The Conservatory of Music Hosts Winter Composers Concert

Maxwell Hinton Performing in the Don Buchwald Theater./Yassir Azzam

By Yassir Azzam

 

    On Feb. 21, the Conservatory of Music at Brooklyn College hosted its Winter Composer’s Concert. The show blurred the lines between classical elegance and contemporary flair, showcasing the work of students Maxwell Hinton, Flinn Oliensis, and Zhi Chen. 

   The stage of the Don Buchwald Theater was adorned with various musical instruments ranging from the grand piano to clarinets, trumpets to cellos. As the concert began, the audience was transported onto a musical path, guided by the performers’ skillful words and passionate hearts.    

   Director Bruno Voigt began the performance with some stories that introduced the pianists, each story being a reflection of the work composed, as well as the musicians themselves. Voigt’s piece called “Apartment Hunting” honored the life of his former landlord who passed away after spending a life of being at peace, and was performed by pianist Maxwell Hinton.

   Maxwell Hinton is based out of Brisbane, Australia. He demonstrated his mastery of the keys, his fingers dancing effortlessly across the piano, and brought to life compositions that stirred the soul. “It was a very special and memorable performance,” Hinton told The Vanguard. “Sections of the piece are technically demanding, and so it took consistent practice.” He strengthened his performance skills by doing, “mock performances, trying to emulate the situation as closely as possible.”

  Jay Symon Abrera, a pianist, opened the performance with a composed piece by Flinn Oliensis called  “m2,” displaying his creativity by utilizing a semester’s worth of studies and explorations to develop his compositional method. 

  Flinn Oliensis, a guitarist and vocalist, introduced a new dimension to the performance with his soulful guitar and captivating voice. He submitted three composed pieces: “m2,” “Gravity,” and “Advance Notice.” Oliensis is a NYC native who touches on qualities of pop, guitar, and piano, to discuss his interpersonal conflicts through his music. Oliensis curated his work by experimenting with elements of pitch and rhythm through various instruments. He decided to step out of his comfort zone to display his vulnerability to musical change. Oliensis gave his process for the composition as being organically constructed. 

   “It started out as an arpeggiated melody that I came up with on guitar at some point in high school,” Oliensis said. “The chorus melody was next, and while the lyrics weren’t finalized, the motif ‘I wanna do whatever will make you happy’ came about pretty early on.” 

   As time went on, the composition of the song took on different meanings and the song changed to illustrate “wanting to do the right thing remained.” He hopes to release an album in the future,  which will be a concept album revolving around a multi-genre song cycle that reimagines a traumatic experience of social ostracization from a friend group. 

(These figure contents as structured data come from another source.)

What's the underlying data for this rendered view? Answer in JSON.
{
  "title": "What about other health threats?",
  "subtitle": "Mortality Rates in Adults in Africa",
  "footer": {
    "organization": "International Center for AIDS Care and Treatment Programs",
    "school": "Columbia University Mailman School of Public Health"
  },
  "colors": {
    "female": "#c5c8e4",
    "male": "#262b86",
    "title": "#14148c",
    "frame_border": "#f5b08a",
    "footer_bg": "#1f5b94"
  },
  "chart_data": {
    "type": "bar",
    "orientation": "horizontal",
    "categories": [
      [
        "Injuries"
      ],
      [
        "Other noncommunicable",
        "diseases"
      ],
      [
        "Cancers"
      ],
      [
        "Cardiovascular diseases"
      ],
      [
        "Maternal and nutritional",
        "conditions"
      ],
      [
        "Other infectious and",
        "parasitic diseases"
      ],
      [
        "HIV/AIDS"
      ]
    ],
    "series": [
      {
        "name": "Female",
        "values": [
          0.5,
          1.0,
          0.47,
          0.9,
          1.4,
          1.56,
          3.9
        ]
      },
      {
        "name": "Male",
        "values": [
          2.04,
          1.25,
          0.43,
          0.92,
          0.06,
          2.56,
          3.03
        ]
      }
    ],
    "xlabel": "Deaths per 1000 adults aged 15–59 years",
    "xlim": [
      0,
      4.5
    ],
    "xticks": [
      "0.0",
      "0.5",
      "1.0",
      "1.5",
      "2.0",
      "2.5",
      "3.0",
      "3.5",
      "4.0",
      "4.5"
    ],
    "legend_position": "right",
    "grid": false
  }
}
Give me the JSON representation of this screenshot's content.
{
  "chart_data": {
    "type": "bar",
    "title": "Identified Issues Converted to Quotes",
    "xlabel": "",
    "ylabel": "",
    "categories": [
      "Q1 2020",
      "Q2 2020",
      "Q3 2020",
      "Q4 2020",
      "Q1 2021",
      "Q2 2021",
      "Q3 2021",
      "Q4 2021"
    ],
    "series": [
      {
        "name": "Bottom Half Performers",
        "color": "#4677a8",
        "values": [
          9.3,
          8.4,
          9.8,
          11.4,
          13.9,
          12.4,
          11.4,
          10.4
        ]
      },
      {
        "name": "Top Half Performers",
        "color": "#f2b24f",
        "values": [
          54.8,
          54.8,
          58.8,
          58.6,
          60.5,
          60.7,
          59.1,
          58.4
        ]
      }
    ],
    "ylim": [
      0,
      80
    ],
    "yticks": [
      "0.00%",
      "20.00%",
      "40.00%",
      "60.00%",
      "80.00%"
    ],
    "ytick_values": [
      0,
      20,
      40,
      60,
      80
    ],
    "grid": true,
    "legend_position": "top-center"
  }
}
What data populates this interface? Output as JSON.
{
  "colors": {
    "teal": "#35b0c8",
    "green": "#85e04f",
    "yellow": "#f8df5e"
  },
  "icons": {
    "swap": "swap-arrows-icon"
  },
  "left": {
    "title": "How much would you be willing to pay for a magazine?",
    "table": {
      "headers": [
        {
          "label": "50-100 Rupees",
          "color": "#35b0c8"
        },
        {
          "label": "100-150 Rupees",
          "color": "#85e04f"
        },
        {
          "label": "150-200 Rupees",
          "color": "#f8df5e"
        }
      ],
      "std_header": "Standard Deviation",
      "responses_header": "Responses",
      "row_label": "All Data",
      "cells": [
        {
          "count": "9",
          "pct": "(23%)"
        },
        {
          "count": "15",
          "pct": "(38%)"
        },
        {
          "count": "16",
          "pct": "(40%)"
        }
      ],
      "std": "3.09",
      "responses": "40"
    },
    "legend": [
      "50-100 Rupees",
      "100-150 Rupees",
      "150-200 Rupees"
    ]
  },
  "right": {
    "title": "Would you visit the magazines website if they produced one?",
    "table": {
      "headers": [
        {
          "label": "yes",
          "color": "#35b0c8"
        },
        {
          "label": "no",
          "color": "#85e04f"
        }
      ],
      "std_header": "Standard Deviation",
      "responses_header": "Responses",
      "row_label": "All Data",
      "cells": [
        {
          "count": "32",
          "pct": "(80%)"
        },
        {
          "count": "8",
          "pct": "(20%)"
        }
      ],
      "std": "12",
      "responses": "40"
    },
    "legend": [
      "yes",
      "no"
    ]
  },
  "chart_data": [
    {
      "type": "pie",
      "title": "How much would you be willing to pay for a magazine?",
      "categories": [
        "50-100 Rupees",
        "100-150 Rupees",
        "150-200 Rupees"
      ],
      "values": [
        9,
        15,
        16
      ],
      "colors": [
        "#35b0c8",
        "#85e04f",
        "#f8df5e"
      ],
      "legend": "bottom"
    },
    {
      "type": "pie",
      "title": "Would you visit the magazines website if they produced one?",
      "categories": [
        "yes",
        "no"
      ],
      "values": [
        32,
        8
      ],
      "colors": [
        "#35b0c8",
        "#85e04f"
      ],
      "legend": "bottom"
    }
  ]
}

   Complementing these performances was the composition work of Zhi Chen and his band known as the Chicken Combo Deluxe. Performing “Lots of B’s,” “Seashell,” “Déjà Vu,” “Contemplation,” and “The Chicken.” The instruments not only included a piano and cello, but also a vibraphone, saxophones, flugelhorn, bass, and congas. 

   Together, these musicians and their bands created a unique display of musical experience. As the final notes faded away, the audience erupted into applause, uplifted by the beauty of the music. This concert was more than just a performance, it was a testament to the power of music in uniting and inspiring the community.